Oslo - Statoil delayed a $15.5bn Arctic oil project on Wednesday due to a planned tax increase, dealing a blow to the Norwegian government's hopes of creating a new oil region in the far north.
State-controlled Statoil said it would halt the Johan Castberg development, the biggest project in Norway's part of the Barents Sea, and withhold contracts for now after the tax rise sharply raised its already high break-even cost.
The decision comes as energy firms around the globe review their offshore projects, especially Arctic developments, which tend to be more expensive and also more risky.
Falling oil prices and rising costs for everything from labour to equipment are also reducing investment appetite, pushing firms toward more certain projects.
Norway, the world's seventh-largest oil exporter, announced plans for its first oil tax change in two decades last month, saying it would cut the amount energy firms can write down on their investments and also limit the period for writedowns.
The move "reduces the attractiveness of future projects, particularly marginal fields and fields which require new infrastructure," said Oeystein Michelsen, Statoil's development chief for Norway.
Statoil said Castberg's break-even cost would rise by $7 per barrel as a result of the tax hike, making it potentially less attractive than other projects the company is considering.
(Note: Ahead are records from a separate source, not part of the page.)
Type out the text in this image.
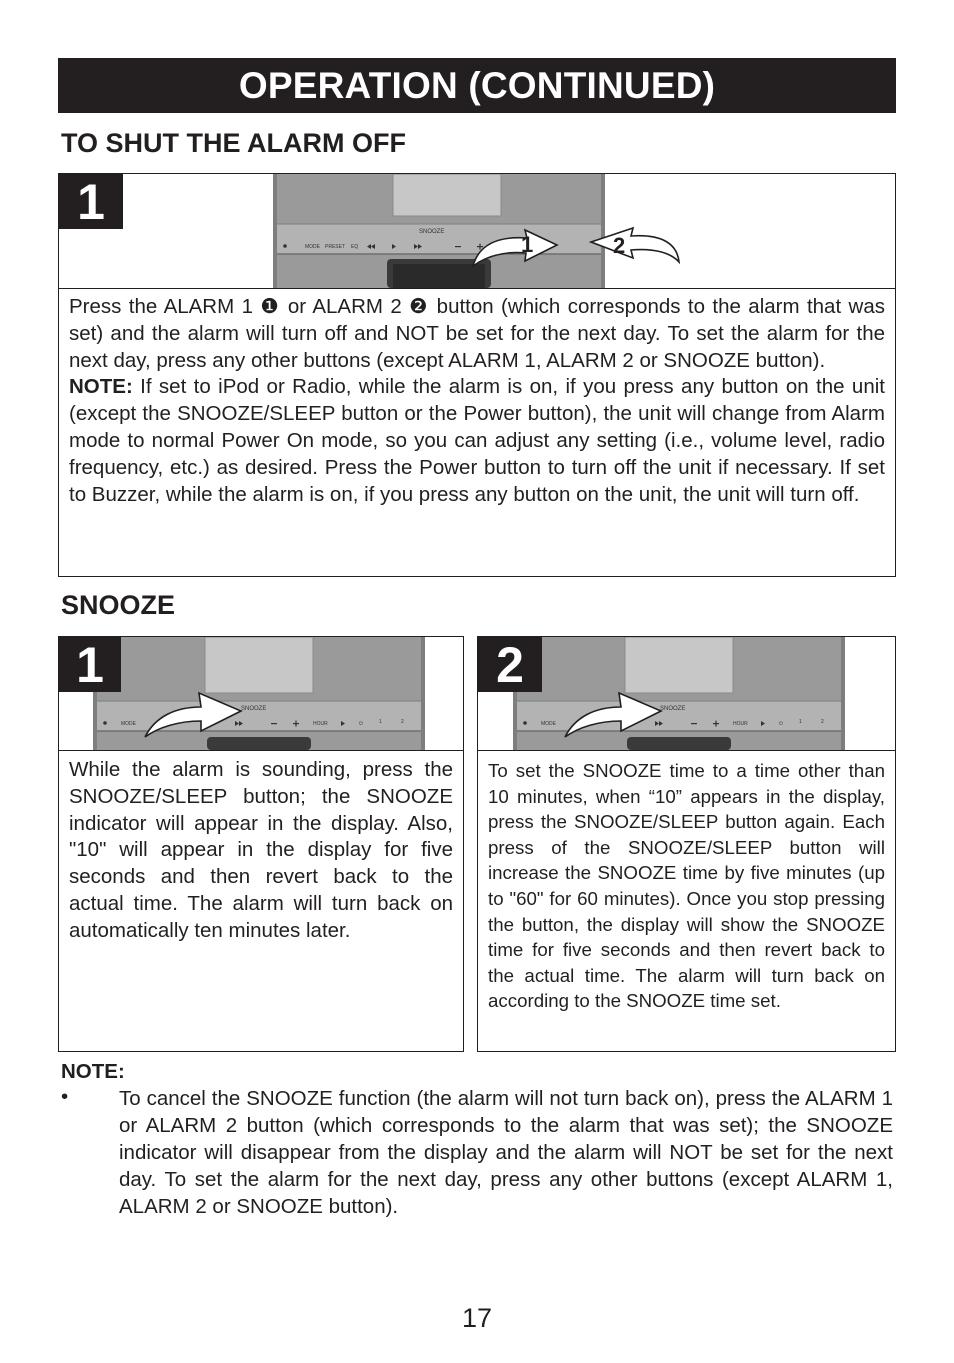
OPERATION (CONTINUED)
TO SHUT THE ALARM OFF
SNOOZE
MODE PRESET EQ	1	2
1

Press the ALARM 1 ❶ or ALARM 2 ❷ button (which corresponds to the alarm that was set) and the alarm will turn off and NOT be set for the next day. To set the alarm for the next day, press any other buttons (except ALARM 1, ALARM 2 or SNOOZE button).

NOTE: If set to iPod or Radio, while the alarm is on, if you press any button on the unit (except the SNOOZE/SLEEP button or the Power button), the unit will change from Alarm mode to normal Power On mode, so you can adjust any setting (i.e., volume level, radio frequency, etc.) as desired. Press the Power button to turn off the unit if necessary. If set to Buzzer, while the alarm is on, if you press any button on the unit, the unit will turn off.

SNOOZE
SNOOZE
MODE	HOUR	⏻	1	2
1
While the alarm is sounding, press the SNOOZE/SLEEP button; the SNOOZE indicator will appear in the display. Also, "10" will appear in the display for five seconds and then revert back to the actual time. The alarm will turn back on automatically ten minutes later.
SNOOZE
MODE	HOUR	⏻	1	2
2
To set the SNOOZE time to a time other than 10 minutes, when “10” appears in the display, press the SNOOZE/SLEEP button again. Each press of the SNOOZE/SLEEP button will increase the SNOOZE time by five minutes (up to "60" for 60 minutes). Once you stop pressing the button, the display will show the SNOOZE time for five seconds and then revert back to the actual time. The alarm will turn back on according to the SNOOZE time set.
NOTE:
• To cancel the SNOOZE function (the alarm will not turn back on), press the ALARM 1 or ALARM 2 button (which corresponds to the alarm that was set); the SNOOZE indicator will disappear from the display and the alarm will NOT be set for the next day. To set the alarm for the next day, press any other buttons (except ALARM 1, ALARM 2 or SNOOZE button).
17
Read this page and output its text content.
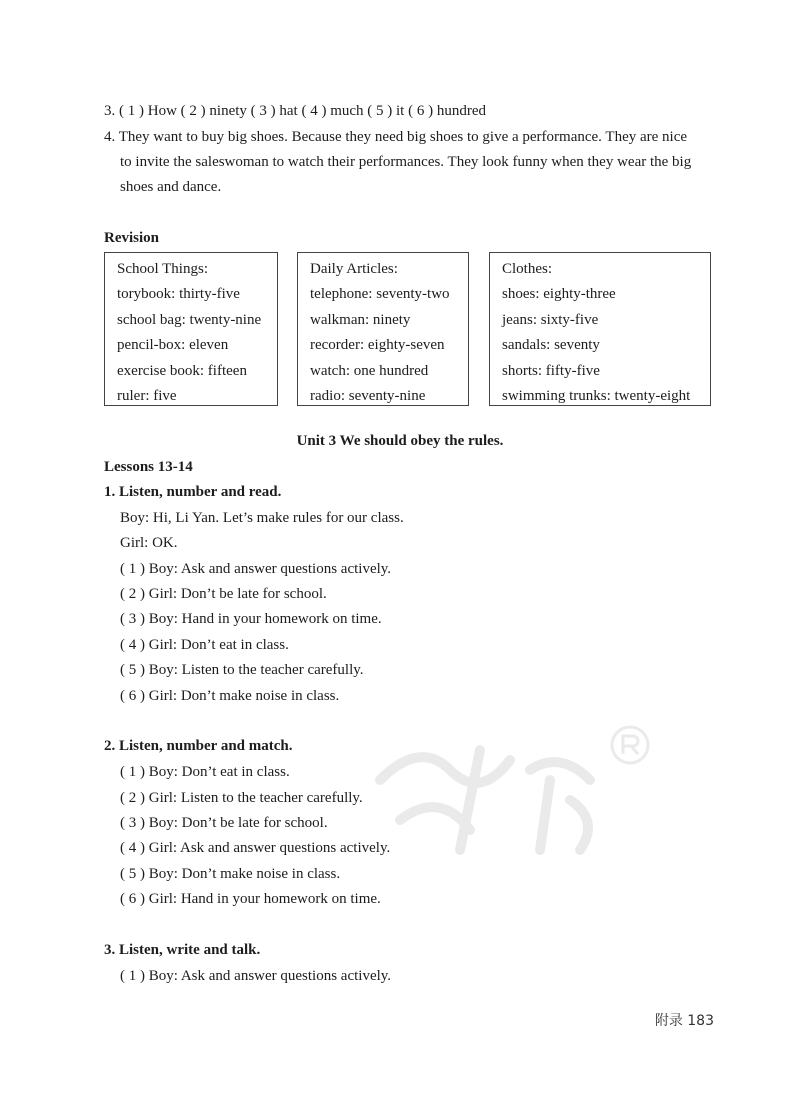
3. ( 1 ) How ( 2 ) ninety ( 3 ) hat ( 4 ) much ( 5 ) it ( 6 ) hundred
4. They want to buy big shoes. Because they need big shoes to give a performance. They are nice
to invite the saleswoman to watch their performances. They look funny when they wear the big
shoes and dance.
Revision
School Things:
torybook: thirty-five
school bag: twenty-nine
pencil-box: eleven
exercise book: fifteen
ruler: five
Daily Articles:
telephone: seventy-two
walkman: ninety
recorder: eighty-seven
watch: one hundred
radio: seventy-nine
Clothes:
shoes: eighty-three
jeans: sixty-five
sandals: seventy
shorts: fifty-five
swimming trunks: twenty-eight
Unit 3 We should obey the rules.
Lessons 13-14
1. Listen, number and read.
Boy: Hi, Li Yan. Let’s make rules for our class.
Girl: OK.
( 1 ) Boy: Ask and answer questions actively.
( 2 ) Girl: Don’t be late for school.
( 3 ) Boy: Hand in your homework on time.
( 4 ) Girl: Don’t eat in class.
( 5 ) Boy: Listen to the teacher carefully.
( 6 ) Girl: Don’t make noise in class.
2. Listen, number and match.
( 1 ) Boy: Don’t eat in class.
( 2 ) Girl: Listen to the teacher carefully.
( 3 ) Boy: Don’t be late for school.
( 4 ) Girl: Ask and answer questions actively.
( 5 ) Boy: Don’t make noise in class.
( 6 ) Girl: Hand in your homework on time.
3. Listen, write and talk.
( 1 ) Boy: Ask and answer questions actively.
附录 183
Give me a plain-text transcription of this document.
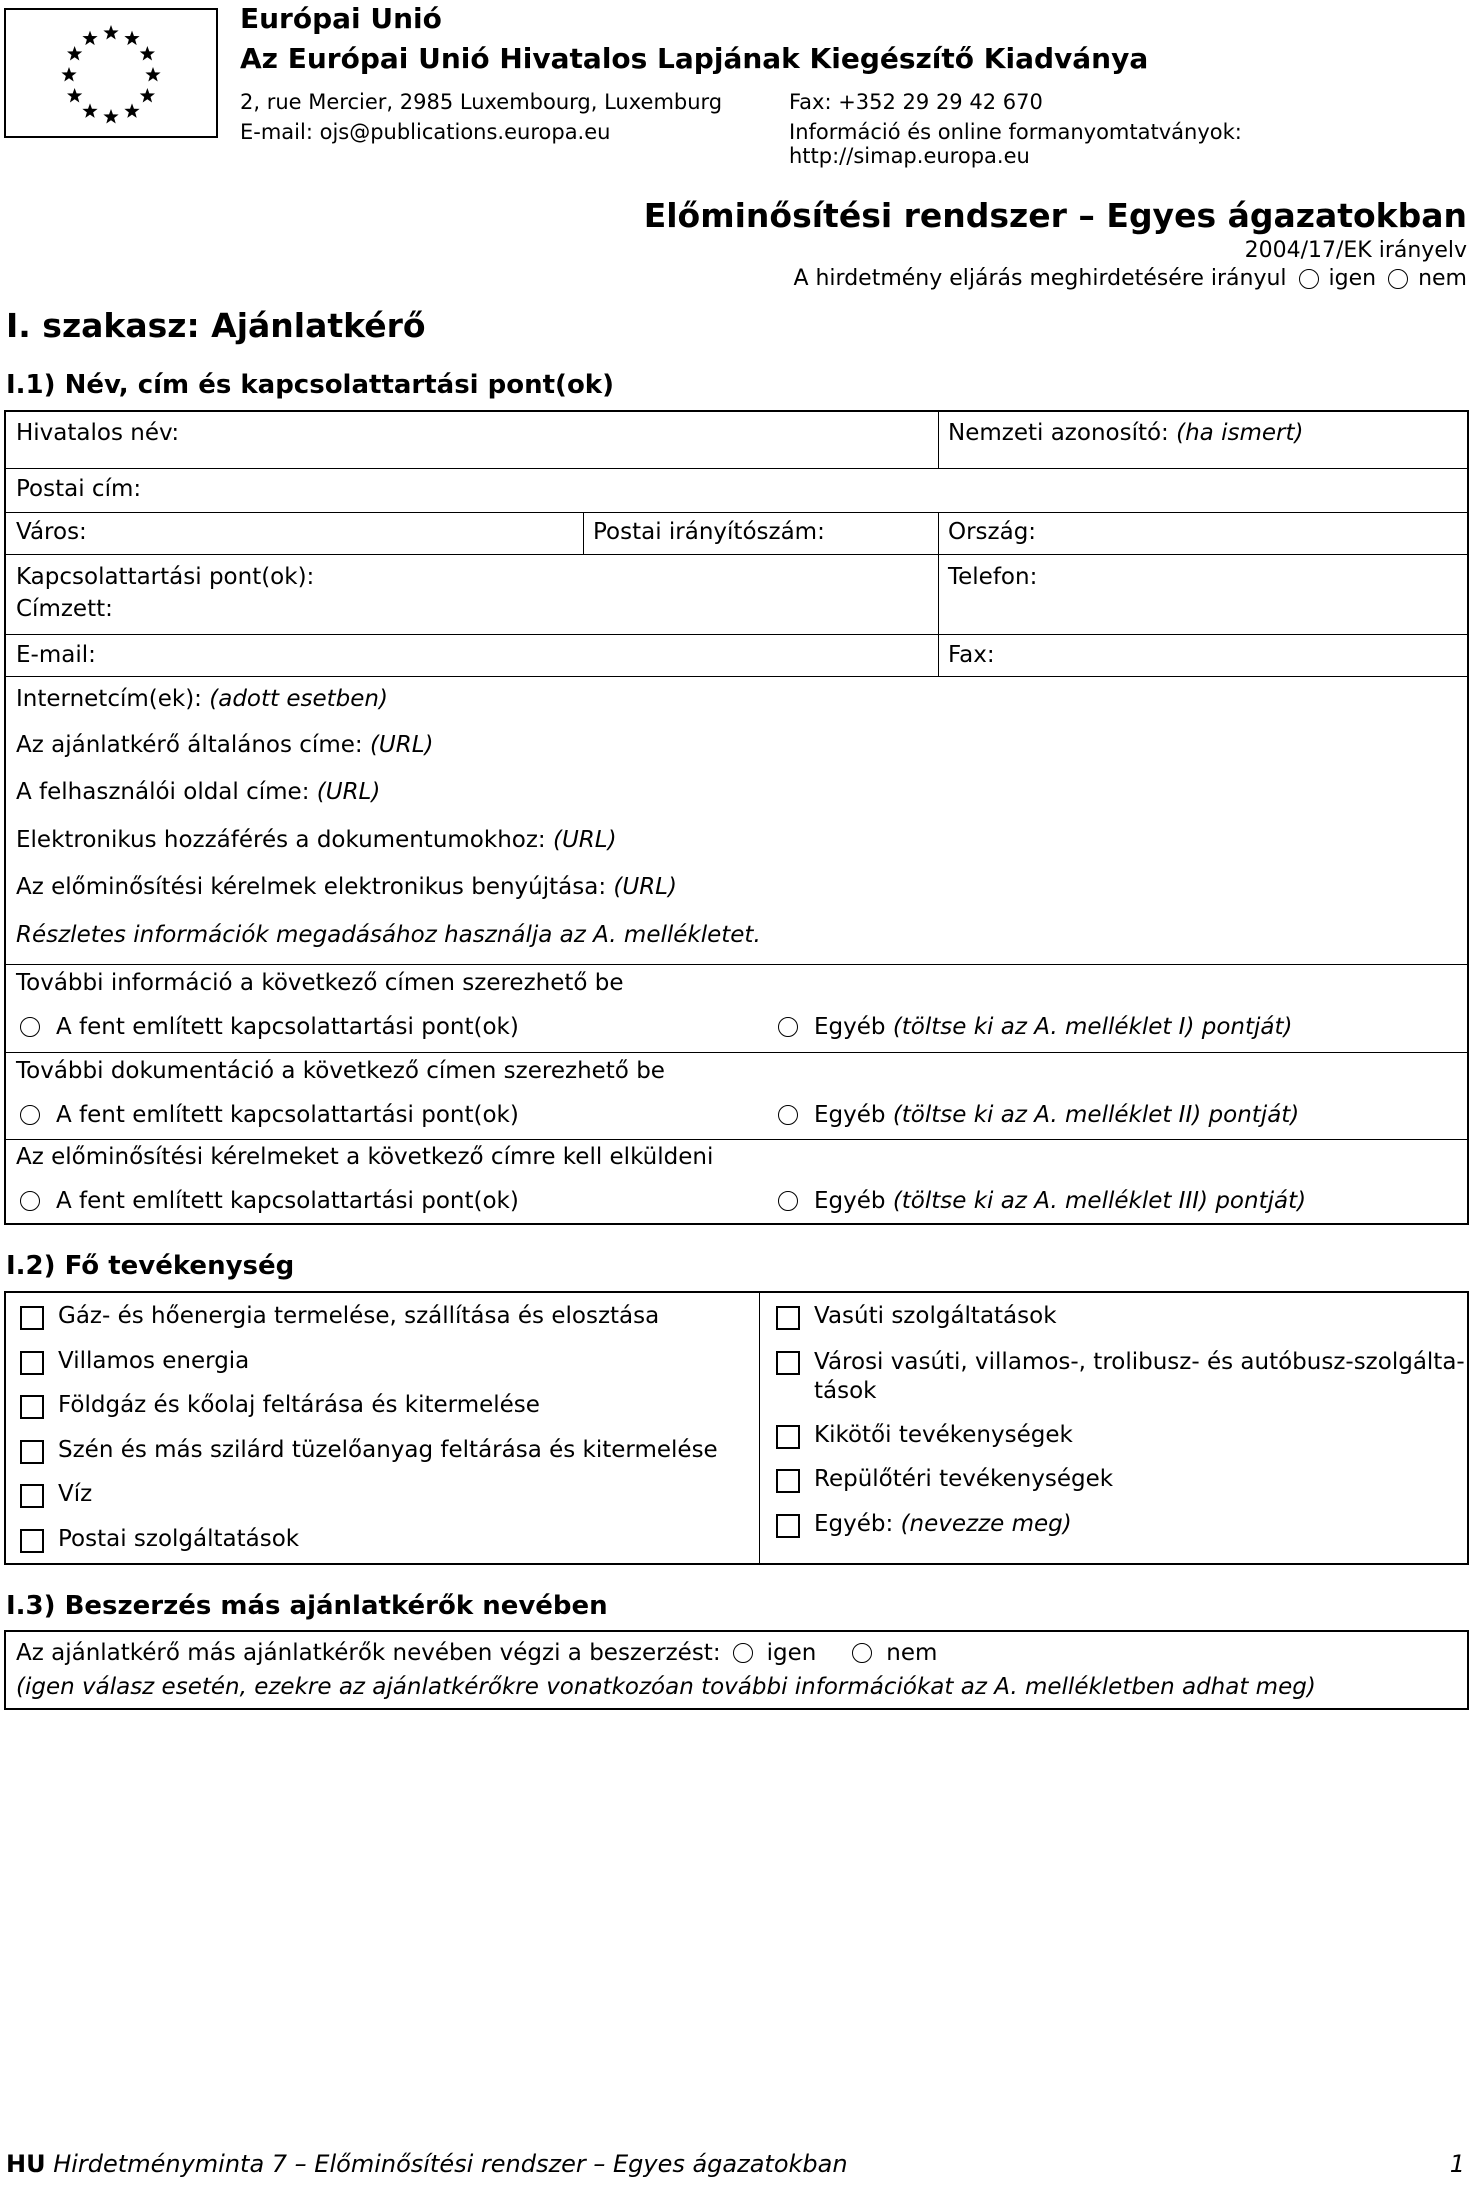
Európai Unió
Az Európai Unió Hivatalos Lapjának Kiegészítő Kiadványa
2, rue Mercier, 2985 Luxembourg, Luxemburg	Fax: +352 29 29 42 670
E-mail: ojs@publications.europa.eu	Információ és online formanyomtatványok: http://simap.europa.eu
Előminősítési rendszer – Egyes ágazatokban
2004/17/EK irányelv
A hirdetmény eljárás meghirdetésére irányul igen nem
I. szakasz: Ajánlatkérő
I.1) Név, cím és kapcsolattartási pont(ok)
Hivatalos név:	Nemzeti azonosító: (ha ismert)
Postai cím:
Város:	Postai irányítószám:	Ország:
Kapcsolattartási pont(ok):
Címzett:
Telefon:
E-mail:	Fax:
Internetcím(ek): (adott esetben)
Az ajánlatkérő általános címe: (URL)
A felhasználói oldal címe: (URL)
Elektronikus hozzáférés a dokumentumokhoz: (URL)
Az előminősítési kérelmek elektronikus benyújtása: (URL)
Részletes információk megadásához használja az A. mellékletet.
További információ a következő címen szerezhető be
A fent említett kapcsolattartási pont(ok)	Egyéb
(töltse ki az A. melléklet I) pontját)
További dokumentáció a következő címen szerezhető be
A fent említett kapcsolattartási pont(ok)	Egyéb
(töltse ki az A. melléklet II) pontját)
Az előminősítési kérelmeket a következő címre kell elküldeni
A fent említett kapcsolattartási pont(ok)	Egyéb
(töltse ki az A. melléklet III) pontját)
I.2) Fő tevékenység
Gáz- és hőenergia termelése, szállítása és elosztása
Villamos energia
Földgáz és kőolaj feltárása és kitermelése
Szén és más szilárd tüzelőanyag feltárása és kitermelése
Víz
Postai szolgáltatások
Vasúti szolgáltatások
Városi vasúti, villamos-, trolibusz- és autóbusz-szolgálta-tások
Kikötői tevékenységek
Repülőtéri tevékenységek
Egyéb:
(nevezze meg)
I.3) Beszerzés más ajánlatkérők nevében
Az ajánlatkérő más ajánlatkérők nevében végzi a beszerzést: igen	nem
(igen válasz esetén, ezekre az ajánlatkérőkre vonatkozóan további információkat az A. mellékletben adhat meg)
HU Hirdetményminta 7 – Előminősítési rendszer – Egyes ágazatokban	1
Statoil has not said what Castberg's break-even cost is.
The company estimates Castberg to hold up to 600 million barrels of oil, which at peak production would account for nearly a tenth of the firm's total output.
Statoil is expected to be the second-biggest spender on offshore projects over the next five years, trailing only Brazil's Petrobras, analysts said.
But like global peers ConocoPhillips and Royal Dutch Shell, it is under pressure from investors to curb spending at a time when costs are rising.
"We believe that there is considerable investor disquiet over the absence of free cash flow being generated by the majors," UBS analysts said in a note to clients.
Blow
Castberg is a high-profile development and its delay is a blow to the government, which promoted it as a huge step in revitalising the country's poorer and sparsely populated north.
The Labour-led government, which badly trails in opinion polls ahead of elections in September, has been under fire from energy firms this year, who argue that recent regulation and tax changes reduce the sector's viability.
Norway's oil output, which peaked in 2000, is expected to fall to a 25-year low this year.
With a final decision on the tax rise and possible state aid for Statoil still pending, Statoil's decision to delay Castberg is seen by some as a move to put pressure on the government.
"We interpret Statoil's decision to very publicly defer the final investment decision of a high-profile project ... as a deliberate gesture to demonstrate that the proposed tax change may have consequences which ultimately impair the value of Norway's resource base to the state," Deutsche Bank said in a note to clients.
Oil minister Ola Borten Moe played down the delay.
"I am confident than Johan Castberg will be built," he told reporters. "It is an important project for Norway, and for Statoil as well."
The centre-right Conservative Party, which polls tip to win the election, said it has yet to form a view on the tax proposal.
Statoil owns a 50% stake in the Castberg project while ENI, which is working on nearby Goliat, has 30% and state holding company Petoro has 20%.